The method of stonework is different from that used to create the reindeer but faint traces of it still remain. The 'head bump' of the mammoth may be seen along with curvature of its 'trunk' on the left side.
On the right side, the human face profile has etching and stone removal to define facial features and what appears to be a nicely ground 'eye.'
Illustration of Ken Johnston interpretation of the human face profile on the posterior of the mammoth. Click photos to expand and toggle between the illustrated and non-illustrated photos.
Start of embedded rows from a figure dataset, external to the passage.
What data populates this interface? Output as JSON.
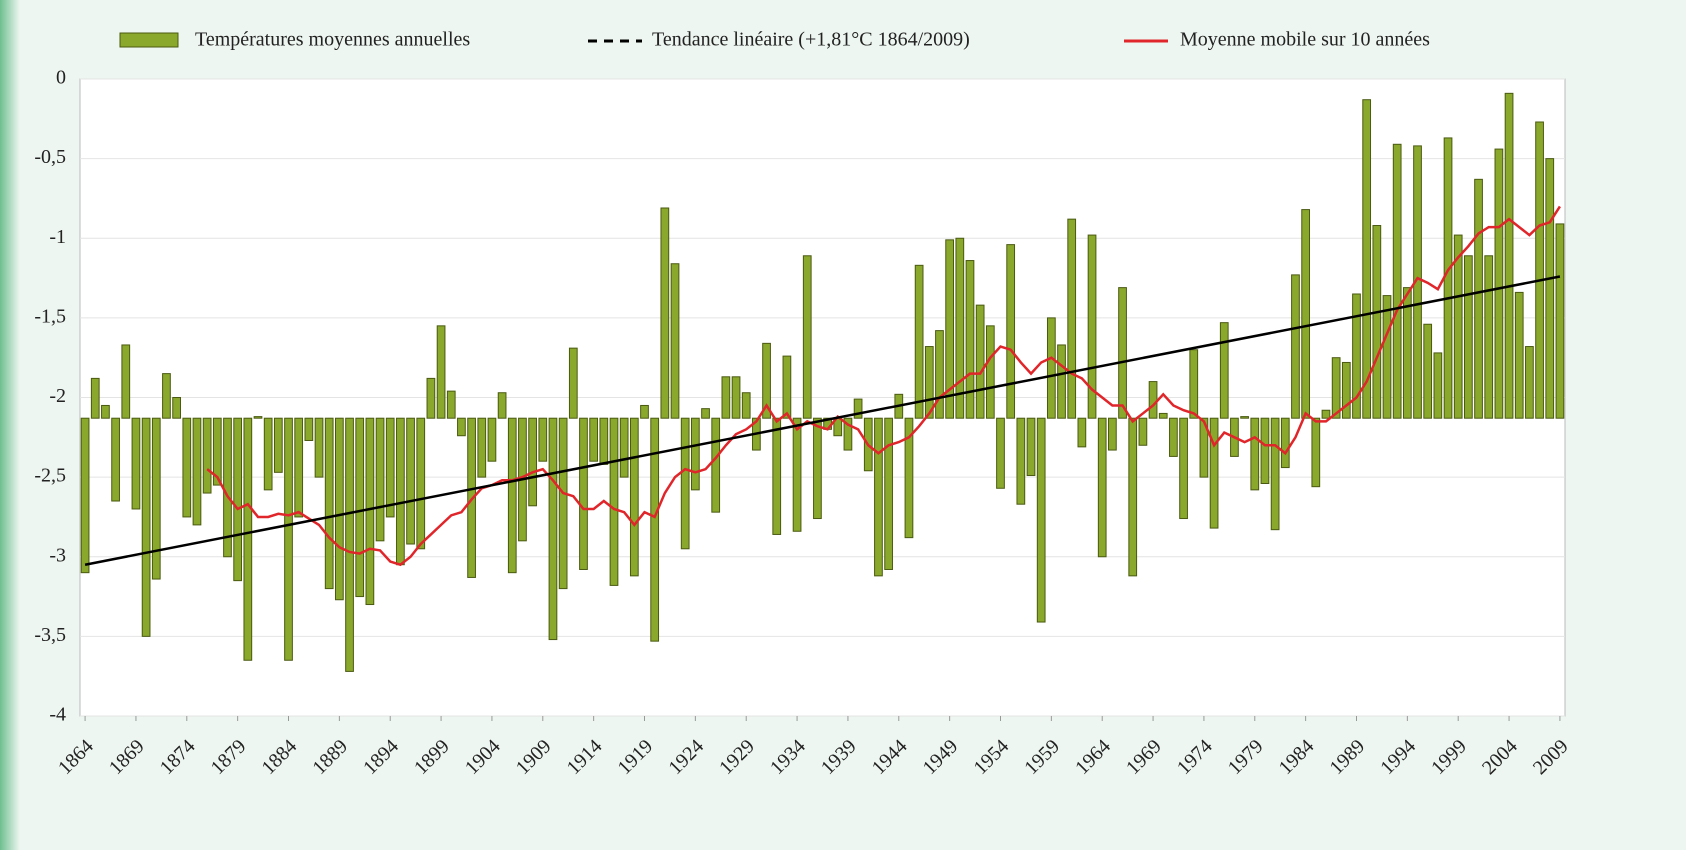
{
  "chart_data": {
    "type": "bar",
    "x": [
      1864,
      1865,
      1866,
      1867,
      1868,
      1869,
      1870,
      1871,
      1872,
      1873,
      1874,
      1875,
      1876,
      1877,
      1878,
      1879,
      1880,
      1881,
      1882,
      1883,
      1884,
      1885,
      1886,
      1887,
      1888,
      1889,
      1890,
      1891,
      1892,
      1893,
      1894,
      1895,
      1896,
      1897,
      1898,
      1899,
      1900,
      1901,
      1902,
      1903,
      1904,
      1905,
      1906,
      1907,
      1908,
      1909,
      1910,
      1911,
      1912,
      1913,
      1914,
      1915,
      1916,
      1917,
      1918,
      1919,
      1920,
      1921,
      1922,
      1923,
      1924,
      1925,
      1926,
      1927,
      1928,
      1929,
      1930,
      1931,
      1932,
      1933,
      1934,
      1935,
      1936,
      1937,
      1938,
      1939,
      1940,
      1941,
      1942,
      1943,
      1944,
      1945,
      1946,
      1947,
      1948,
      1949,
      1950,
      1951,
      1952,
      1953,
      1954,
      1955,
      1956,
      1957,
      1958,
      1959,
      1960,
      1961,
      1962,
      1963,
      1964,
      1965,
      1966,
      1967,
      1968,
      1969,
      1970,
      1971,
      1972,
      1973,
      1974,
      1975,
      1976,
      1977,
      1978,
      1979,
      1980,
      1981,
      1982,
      1983,
      1984,
      1985,
      1986,
      1987,
      1988,
      1989,
      1990,
      1991,
      1992,
      1993,
      1994,
      1995,
      1996,
      1997,
      1998,
      1999,
      2000,
      2001,
      2002,
      2003,
      2004,
      2005,
      2006,
      2007,
      2008,
      2009
    ],
    "baseline": -2.13,
    "series": [
      {
        "name": "Températures moyennes annuelles",
        "type": "bar",
        "color": "#8aa82c",
        "values": [
          -3.1,
          -1.88,
          -2.05,
          -2.65,
          -1.67,
          -2.7,
          -3.5,
          -3.14,
          -1.85,
          -2.0,
          -2.75,
          -2.8,
          -2.6,
          -2.55,
          -3.0,
          -3.15,
          -3.65,
          -2.12,
          -2.58,
          -2.47,
          -3.65,
          -2.75,
          -2.27,
          -2.5,
          -3.2,
          -3.27,
          -3.72,
          -3.25,
          -3.3,
          -2.9,
          -2.75,
          -3.05,
          -2.92,
          -2.95,
          -1.88,
          -1.55,
          -1.96,
          -2.24,
          -3.13,
          -2.5,
          -2.4,
          -1.97,
          -3.1,
          -2.9,
          -2.68,
          -2.4,
          -3.52,
          -3.2,
          -1.69,
          -3.08,
          -2.4,
          -2.42,
          -3.18,
          -2.5,
          -3.12,
          -2.05,
          -3.53,
          -0.81,
          -1.16,
          -2.95,
          -2.58,
          -2.07,
          -2.72,
          -1.87,
          -1.87,
          -1.97,
          -2.33,
          -1.66,
          -2.86,
          -1.74,
          -2.84,
          -1.11,
          -2.76,
          -2.2,
          -2.24,
          -2.33,
          -2.01,
          -2.46,
          -3.12,
          -3.08,
          -1.98,
          -2.88,
          -1.17,
          -1.68,
          -1.58,
          -1.01,
          -1.0,
          -1.14,
          -1.42,
          -1.55,
          -2.57,
          -1.04,
          -2.67,
          -2.49,
          -3.41,
          -1.5,
          -1.67,
          -0.88,
          -2.31,
          -0.98,
          -3.0,
          -2.33,
          -1.31,
          -3.12,
          -2.3,
          -1.9,
          -2.1,
          -2.37,
          -2.76,
          -1.7,
          -2.5,
          -2.82,
          -1.53,
          -2.37,
          -2.12,
          -2.58,
          -2.54,
          -2.83,
          -2.44,
          -1.23,
          -0.82,
          -2.56,
          -2.08,
          -1.75,
          -1.78,
          -1.35,
          -0.13,
          -0.92,
          -1.36,
          -0.41,
          -1.31,
          -0.42,
          -1.54,
          -1.72,
          -0.37,
          -0.98,
          -1.11,
          -0.63,
          -1.11,
          -0.44,
          -0.09,
          -1.34,
          -1.68,
          -0.27,
          -0.5,
          -0.91
        ]
      },
      {
        "name": "Moyenne mobile sur 10 années",
        "type": "line",
        "color": "#e0262a",
        "values": [
          null,
          null,
          null,
          null,
          null,
          null,
          null,
          null,
          null,
          null,
          null,
          null,
          -2.45,
          -2.5,
          -2.62,
          -2.7,
          -2.67,
          -2.75,
          -2.75,
          -2.73,
          -2.74,
          -2.72,
          -2.76,
          -2.8,
          -2.88,
          -2.94,
          -2.97,
          -2.98,
          -2.95,
          -2.96,
          -3.03,
          -3.05,
          -3.0,
          -2.92,
          -2.86,
          -2.8,
          -2.74,
          -2.72,
          -2.64,
          -2.57,
          -2.55,
          -2.52,
          -2.52,
          -2.5,
          -2.47,
          -2.45,
          -2.52,
          -2.6,
          -2.62,
          -2.7,
          -2.7,
          -2.65,
          -2.7,
          -2.72,
          -2.8,
          -2.72,
          -2.75,
          -2.6,
          -2.5,
          -2.45,
          -2.47,
          -2.45,
          -2.38,
          -2.3,
          -2.23,
          -2.2,
          -2.15,
          -2.05,
          -2.15,
          -2.1,
          -2.2,
          -2.15,
          -2.18,
          -2.2,
          -2.12,
          -2.17,
          -2.2,
          -2.3,
          -2.35,
          -2.3,
          -2.28,
          -2.25,
          -2.18,
          -2.1,
          -2.0,
          -1.95,
          -1.9,
          -1.85,
          -1.85,
          -1.75,
          -1.68,
          -1.7,
          -1.78,
          -1.85,
          -1.78,
          -1.75,
          -1.8,
          -1.85,
          -1.88,
          -1.95,
          -2.0,
          -2.05,
          -2.05,
          -2.15,
          -2.1,
          -2.05,
          -1.98,
          -2.05,
          -2.08,
          -2.1,
          -2.15,
          -2.3,
          -2.22,
          -2.25,
          -2.28,
          -2.25,
          -2.3,
          -2.3,
          -2.35,
          -2.25,
          -2.1,
          -2.15,
          -2.15,
          -2.1,
          -2.05,
          -2.0,
          -1.9,
          -1.75,
          -1.6,
          -1.45,
          -1.35,
          -1.25,
          -1.28,
          -1.32,
          -1.2,
          -1.12,
          -1.05,
          -0.97,
          -0.93,
          -0.93,
          -0.88,
          -0.93,
          -0.98,
          -0.92,
          -0.9,
          -0.8
        ]
      }
    ],
    "trend": {
      "name": "Tendance linéaire (+1,81°C 1864/2009)",
      "color": "#000000",
      "x": [
        1864,
        2009
      ],
      "values": [
        -3.05,
        -1.24
      ]
    },
    "xlim": [
      1863.5,
      2009.5
    ],
    "xticks": [
      1864,
      1869,
      1874,
      1879,
      1884,
      1889,
      1894,
      1899,
      1904,
      1909,
      1914,
      1919,
      1924,
      1929,
      1934,
      1939,
      1944,
      1949,
      1954,
      1959,
      1964,
      1969,
      1974,
      1979,
      1984,
      1989,
      1994,
      1999,
      2004,
      2009
    ],
    "ylim": [
      -4,
      0
    ],
    "yticks": [
      0,
      {
        "value": -0.5,
        "label": "-0,5"
      },
      -1,
      {
        "value": -1.5,
        "label": "-1,5"
      },
      -2,
      {
        "value": -2.5,
        "label": "-2,5"
      },
      -3,
      {
        "value": -3.5,
        "label": "-3,5"
      },
      -4
    ],
    "grid": true
  }
}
Source: Original, Le Musée National de Préhistoire, Les Eyzies-de-Tayac, 2014
Illustration of the carving 'Male reindeer bellowing during the rutting season' which I propose was made on a mammoth and human combination art plaque.
Here, I processed the photo digitally with the Image-J rock art plug in D-stretch and one of the files generated made the reindeer carving more visible on the plaque. Thanks to the plug-in creator Jon Harman for making this tool available to amateurs for free.
Within the overall frame of the mammoth and human profile, another mammoth has been created by this artist. This mammoth has a trunk line etched into the stone and its head follows the head of the larger mammoth. The mammoth 'eye' element on the stone is also the optimal 'kill point' for a spear to penetrate the reindeer.
The mammoth and human combination silhouette may be interpreted as "special framing" for the image of the reindeer in this case.